The Bank of New York and Mellon Financial Corporation have entered into a definitive merger agreement that will create the largest global securities servicing and asset management firm.

The new company will be called The Bank of New York Mellon Corporation and, according to the parties, it will be the world’s leading asset servicer, with $16.6 trillion in assets under custody, and will rank among the top 10 global asset managers, with more than $1.1 trillion in assets under management.

The current chairman and chief executive of The Bank of New York, Thomas Renyi, will serve as executive chairman of the Bank of New York Mellon Corporation for 18 months after the completion of the transaction, which the companies expect will be in the third quarter of 2007.

Mr Renyi, who will have overall responsibility for the integration of the two companies, said: Through this merger, we will be able to invest and expand more effectively than any of our competitors due to our combined scale, profitability and global reach.

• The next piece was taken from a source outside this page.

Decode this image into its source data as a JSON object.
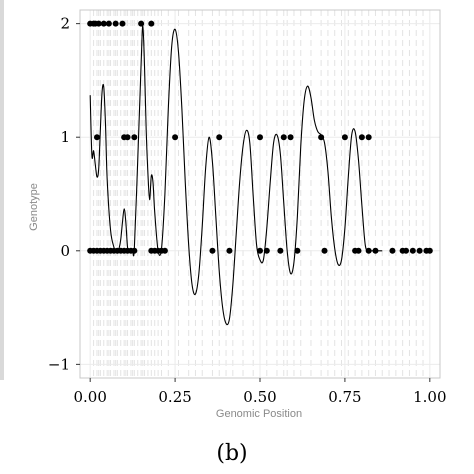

The organic growth of our respective companies is already strong, and the cost savings and revenue synergies opportunities are excellent.

The companies have a combined employee base of 40,000, which they expect to reduce by approximately 3,900 over a three-year period following the transaction.

According to The Times, although both banks have yet to reveal exactly where the cuts in Europe will fall, they are expected to be proportionate to the overall 10% cut in overall employee numbers, which would involve the loss of more than 500 jobs in the UK.